For most of us, buying a new home is a serious commitment. However, there are a number of things that can be done during the process to make sure that your purchase won’t break the budget. Before you start thinking about buying your next house, take note of these money saving tips:
- If a mortgage lender sees you as a risk, they may protect themselves by raising interest rates. As a result, if you want low interest rates and lenient loan conditions, you need to raise your credit score as much as possible before you apply for a mortgage.
- Be sure to consult a mortgage broker with connections to a wide range of lenders. This way, you can maximize your chances of getting a loan that is well-suited to your needs but also sustainable with your monthly income and budget.

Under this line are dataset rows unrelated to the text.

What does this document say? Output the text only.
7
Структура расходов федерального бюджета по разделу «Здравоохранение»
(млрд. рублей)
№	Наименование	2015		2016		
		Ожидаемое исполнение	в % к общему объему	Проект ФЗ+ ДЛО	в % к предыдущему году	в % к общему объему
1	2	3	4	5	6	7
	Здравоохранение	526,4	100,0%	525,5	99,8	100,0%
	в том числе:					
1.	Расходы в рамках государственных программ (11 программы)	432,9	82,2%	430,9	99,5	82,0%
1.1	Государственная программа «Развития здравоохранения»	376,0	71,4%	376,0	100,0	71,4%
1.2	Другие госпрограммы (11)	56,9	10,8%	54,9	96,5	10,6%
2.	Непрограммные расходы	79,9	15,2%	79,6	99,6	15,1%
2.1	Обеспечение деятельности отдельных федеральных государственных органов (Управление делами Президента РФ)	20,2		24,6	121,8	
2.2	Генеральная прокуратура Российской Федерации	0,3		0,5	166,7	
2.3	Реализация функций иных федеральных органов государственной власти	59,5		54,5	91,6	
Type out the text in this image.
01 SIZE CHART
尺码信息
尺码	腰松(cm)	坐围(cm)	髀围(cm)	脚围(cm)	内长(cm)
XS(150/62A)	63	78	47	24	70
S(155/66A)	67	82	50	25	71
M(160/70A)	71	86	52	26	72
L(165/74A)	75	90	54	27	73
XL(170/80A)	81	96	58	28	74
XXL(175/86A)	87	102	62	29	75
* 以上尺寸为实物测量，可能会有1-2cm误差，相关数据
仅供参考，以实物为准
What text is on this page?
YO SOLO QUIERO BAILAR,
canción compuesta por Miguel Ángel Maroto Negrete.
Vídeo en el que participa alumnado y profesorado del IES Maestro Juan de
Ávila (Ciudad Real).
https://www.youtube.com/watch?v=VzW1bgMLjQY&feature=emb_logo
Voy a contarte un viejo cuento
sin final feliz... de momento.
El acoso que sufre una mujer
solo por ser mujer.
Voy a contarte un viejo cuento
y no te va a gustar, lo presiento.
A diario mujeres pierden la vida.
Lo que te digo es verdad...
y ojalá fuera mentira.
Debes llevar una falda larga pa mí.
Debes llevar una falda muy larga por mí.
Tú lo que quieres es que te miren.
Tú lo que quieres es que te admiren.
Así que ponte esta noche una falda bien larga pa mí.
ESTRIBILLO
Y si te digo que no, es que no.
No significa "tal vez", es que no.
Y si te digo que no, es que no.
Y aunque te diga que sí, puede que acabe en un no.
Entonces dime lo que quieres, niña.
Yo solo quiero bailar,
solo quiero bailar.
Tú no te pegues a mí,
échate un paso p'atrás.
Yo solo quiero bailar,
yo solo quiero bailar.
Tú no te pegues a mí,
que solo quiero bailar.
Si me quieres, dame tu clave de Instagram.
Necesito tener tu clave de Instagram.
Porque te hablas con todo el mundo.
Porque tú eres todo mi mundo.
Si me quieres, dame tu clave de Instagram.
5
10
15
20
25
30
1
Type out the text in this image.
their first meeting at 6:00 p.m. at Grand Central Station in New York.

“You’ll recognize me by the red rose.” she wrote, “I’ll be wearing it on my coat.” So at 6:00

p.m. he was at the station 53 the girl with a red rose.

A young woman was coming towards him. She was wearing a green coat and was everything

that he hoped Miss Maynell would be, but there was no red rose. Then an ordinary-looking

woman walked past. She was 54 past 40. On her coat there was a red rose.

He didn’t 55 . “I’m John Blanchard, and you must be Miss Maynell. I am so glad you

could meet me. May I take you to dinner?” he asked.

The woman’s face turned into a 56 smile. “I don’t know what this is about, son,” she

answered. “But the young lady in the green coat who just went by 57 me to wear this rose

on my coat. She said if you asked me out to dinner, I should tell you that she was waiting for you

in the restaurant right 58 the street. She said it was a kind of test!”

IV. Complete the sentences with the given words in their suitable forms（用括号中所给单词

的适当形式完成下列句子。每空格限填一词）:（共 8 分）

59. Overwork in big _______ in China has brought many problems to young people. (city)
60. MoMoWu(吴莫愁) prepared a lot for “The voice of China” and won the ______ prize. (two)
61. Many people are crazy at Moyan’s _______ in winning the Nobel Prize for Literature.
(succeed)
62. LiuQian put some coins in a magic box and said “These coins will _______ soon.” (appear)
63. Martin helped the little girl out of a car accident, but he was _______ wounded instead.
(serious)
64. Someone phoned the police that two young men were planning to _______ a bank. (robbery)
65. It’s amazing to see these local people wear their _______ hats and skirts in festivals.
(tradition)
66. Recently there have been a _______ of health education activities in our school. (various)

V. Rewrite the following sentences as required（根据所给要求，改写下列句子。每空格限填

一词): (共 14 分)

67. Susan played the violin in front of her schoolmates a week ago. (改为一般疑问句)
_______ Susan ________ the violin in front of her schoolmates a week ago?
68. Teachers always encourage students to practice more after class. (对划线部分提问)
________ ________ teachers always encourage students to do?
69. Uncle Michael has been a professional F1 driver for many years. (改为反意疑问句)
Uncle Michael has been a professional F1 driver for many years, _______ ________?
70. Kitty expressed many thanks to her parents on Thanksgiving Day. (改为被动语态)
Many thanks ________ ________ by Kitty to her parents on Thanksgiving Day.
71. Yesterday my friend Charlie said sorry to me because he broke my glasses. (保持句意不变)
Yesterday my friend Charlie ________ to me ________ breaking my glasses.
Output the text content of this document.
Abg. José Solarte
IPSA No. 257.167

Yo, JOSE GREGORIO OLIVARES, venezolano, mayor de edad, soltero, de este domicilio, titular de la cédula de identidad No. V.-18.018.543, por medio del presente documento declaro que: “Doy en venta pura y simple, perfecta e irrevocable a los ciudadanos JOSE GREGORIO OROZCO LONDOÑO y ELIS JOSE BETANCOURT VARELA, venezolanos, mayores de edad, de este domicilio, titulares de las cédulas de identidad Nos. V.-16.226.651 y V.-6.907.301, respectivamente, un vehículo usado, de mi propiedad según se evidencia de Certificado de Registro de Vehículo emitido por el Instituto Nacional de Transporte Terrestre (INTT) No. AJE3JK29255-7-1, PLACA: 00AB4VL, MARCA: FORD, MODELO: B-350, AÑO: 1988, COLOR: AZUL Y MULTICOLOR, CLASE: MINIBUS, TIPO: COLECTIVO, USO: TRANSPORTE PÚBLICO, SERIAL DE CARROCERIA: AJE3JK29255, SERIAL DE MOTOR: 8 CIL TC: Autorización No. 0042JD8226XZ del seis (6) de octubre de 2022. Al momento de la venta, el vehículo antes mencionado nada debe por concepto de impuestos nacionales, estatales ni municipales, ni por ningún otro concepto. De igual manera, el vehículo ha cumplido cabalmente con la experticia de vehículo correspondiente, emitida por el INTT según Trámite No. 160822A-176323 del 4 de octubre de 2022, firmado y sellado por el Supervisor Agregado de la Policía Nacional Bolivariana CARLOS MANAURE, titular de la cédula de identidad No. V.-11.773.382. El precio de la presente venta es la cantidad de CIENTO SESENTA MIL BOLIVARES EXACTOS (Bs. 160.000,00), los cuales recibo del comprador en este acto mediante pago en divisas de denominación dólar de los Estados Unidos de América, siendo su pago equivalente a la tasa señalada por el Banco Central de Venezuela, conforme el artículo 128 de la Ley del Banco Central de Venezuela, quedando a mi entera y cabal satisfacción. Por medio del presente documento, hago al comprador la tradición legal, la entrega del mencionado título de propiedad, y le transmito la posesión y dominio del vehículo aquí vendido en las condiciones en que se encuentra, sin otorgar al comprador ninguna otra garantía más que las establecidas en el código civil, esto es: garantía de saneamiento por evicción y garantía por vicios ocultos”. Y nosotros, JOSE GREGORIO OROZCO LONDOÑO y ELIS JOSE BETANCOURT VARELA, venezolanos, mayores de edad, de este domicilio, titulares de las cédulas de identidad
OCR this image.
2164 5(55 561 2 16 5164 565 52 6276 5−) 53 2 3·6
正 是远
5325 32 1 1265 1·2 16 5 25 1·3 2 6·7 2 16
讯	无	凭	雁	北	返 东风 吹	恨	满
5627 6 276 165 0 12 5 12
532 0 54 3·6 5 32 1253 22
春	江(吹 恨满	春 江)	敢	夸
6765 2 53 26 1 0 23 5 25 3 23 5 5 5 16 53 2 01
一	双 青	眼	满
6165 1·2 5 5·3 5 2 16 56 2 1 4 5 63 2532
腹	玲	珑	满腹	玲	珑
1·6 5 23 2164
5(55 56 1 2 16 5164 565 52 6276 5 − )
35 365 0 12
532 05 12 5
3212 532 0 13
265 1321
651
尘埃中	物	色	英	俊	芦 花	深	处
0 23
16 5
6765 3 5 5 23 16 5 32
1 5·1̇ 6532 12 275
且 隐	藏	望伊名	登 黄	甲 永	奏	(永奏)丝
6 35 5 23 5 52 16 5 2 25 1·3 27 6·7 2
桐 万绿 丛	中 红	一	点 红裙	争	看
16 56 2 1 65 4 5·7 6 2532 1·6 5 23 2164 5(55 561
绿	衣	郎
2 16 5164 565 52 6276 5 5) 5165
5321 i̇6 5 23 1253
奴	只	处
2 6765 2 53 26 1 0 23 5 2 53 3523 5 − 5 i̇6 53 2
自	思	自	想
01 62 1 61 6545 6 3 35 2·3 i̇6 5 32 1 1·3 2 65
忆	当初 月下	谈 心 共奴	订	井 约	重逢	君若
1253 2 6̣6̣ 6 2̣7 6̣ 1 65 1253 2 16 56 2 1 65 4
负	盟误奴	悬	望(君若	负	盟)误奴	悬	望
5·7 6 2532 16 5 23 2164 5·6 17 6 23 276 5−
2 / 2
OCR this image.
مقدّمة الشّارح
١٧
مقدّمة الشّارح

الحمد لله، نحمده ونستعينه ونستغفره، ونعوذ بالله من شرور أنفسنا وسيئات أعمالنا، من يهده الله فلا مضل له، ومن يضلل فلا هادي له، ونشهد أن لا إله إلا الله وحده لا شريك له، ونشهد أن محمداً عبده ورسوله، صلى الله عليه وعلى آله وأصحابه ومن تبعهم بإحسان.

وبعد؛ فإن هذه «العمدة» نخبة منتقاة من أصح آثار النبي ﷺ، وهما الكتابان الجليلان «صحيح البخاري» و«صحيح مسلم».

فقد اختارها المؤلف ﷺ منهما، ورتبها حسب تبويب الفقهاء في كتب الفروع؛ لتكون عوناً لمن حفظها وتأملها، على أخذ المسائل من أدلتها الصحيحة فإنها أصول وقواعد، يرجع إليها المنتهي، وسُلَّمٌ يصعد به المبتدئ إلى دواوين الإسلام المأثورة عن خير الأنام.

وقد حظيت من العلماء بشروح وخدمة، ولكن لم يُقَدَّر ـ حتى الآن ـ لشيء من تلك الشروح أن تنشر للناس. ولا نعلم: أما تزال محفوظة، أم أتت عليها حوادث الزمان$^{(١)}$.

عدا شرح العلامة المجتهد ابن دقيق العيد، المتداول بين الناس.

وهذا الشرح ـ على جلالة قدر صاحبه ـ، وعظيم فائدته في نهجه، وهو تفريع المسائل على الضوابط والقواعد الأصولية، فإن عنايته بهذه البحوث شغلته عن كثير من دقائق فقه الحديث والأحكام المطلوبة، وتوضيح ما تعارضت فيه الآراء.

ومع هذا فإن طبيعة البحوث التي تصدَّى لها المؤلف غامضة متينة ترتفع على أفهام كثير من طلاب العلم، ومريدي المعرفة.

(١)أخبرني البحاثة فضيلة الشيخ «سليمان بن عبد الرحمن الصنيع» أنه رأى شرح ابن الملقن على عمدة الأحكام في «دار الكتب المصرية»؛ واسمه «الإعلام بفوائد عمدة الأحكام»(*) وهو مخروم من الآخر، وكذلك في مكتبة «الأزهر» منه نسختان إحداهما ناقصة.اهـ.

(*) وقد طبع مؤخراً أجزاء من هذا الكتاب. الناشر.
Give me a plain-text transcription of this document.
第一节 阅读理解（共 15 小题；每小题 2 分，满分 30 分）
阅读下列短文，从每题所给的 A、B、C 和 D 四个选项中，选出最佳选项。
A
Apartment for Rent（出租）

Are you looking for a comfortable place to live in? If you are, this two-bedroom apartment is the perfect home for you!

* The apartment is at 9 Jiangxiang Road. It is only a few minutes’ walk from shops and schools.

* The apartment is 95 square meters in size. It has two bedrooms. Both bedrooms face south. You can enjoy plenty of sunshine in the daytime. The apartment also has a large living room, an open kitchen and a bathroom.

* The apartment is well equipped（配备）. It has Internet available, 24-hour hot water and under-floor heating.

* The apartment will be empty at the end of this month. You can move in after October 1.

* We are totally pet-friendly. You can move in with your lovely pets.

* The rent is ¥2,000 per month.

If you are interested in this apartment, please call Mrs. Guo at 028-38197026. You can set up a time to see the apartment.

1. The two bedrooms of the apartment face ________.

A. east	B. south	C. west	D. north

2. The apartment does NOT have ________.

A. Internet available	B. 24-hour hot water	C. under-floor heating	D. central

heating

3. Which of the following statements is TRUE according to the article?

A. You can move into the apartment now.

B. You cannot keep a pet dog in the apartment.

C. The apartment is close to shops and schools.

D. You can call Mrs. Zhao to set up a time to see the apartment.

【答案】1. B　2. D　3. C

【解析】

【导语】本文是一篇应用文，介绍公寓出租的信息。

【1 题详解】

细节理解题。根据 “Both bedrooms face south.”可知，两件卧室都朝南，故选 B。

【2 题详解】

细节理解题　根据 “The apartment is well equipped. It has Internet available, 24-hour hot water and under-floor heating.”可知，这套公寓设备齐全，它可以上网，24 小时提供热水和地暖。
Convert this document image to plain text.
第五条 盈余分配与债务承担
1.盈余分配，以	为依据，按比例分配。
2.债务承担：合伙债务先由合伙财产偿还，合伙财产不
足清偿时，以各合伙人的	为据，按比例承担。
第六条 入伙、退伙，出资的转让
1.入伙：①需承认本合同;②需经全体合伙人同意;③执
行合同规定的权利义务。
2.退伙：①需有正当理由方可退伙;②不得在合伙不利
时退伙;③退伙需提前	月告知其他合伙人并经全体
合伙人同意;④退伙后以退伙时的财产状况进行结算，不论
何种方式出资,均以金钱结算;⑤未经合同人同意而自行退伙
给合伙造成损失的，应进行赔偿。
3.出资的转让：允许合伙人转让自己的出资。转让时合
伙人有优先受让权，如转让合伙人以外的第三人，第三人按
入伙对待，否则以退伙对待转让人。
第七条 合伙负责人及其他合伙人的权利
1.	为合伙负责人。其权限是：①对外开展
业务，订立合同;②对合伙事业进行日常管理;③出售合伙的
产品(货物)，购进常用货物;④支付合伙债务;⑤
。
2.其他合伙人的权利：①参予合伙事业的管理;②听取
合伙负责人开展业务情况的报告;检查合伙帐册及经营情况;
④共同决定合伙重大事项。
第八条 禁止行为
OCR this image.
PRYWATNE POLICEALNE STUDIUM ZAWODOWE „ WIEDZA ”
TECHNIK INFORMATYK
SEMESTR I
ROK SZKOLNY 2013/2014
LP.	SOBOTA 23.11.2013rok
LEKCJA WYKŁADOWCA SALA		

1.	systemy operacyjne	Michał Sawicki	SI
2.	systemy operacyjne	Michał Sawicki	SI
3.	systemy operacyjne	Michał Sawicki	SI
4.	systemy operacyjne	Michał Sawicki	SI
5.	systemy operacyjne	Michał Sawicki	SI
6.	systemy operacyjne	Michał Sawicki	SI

Better still, you can get pre-qualified, which will make buying a new home much easier because it will provide you with increased bargaining power.
- You are going to need to make a down payment if you want to get a mortgage. Depending on the type of mortgage you choose, your down payment can be as low as 0 percent, 3 percent, or 10 percent and more. However, you should save up to make the biggest down payment that you can, since a smaller principal means less interest over the course of your mortgage.
- Similarly, you have a choice between a short and a long term loan. A shorter loan term means that you will pay more on a monthly basis, but save in the long run because of reduced interest. In contrast, a longer mortgage loan term is more manageable on a monthly basis, but can end up adding thousands of dollars to the total cost of the mortgage.
- Generally speaking, you can save for your down payment the same way you save for anything else. Examples include but are not limited to eating at home, eliminating redundant services, and cutting back on life’s little luxuries.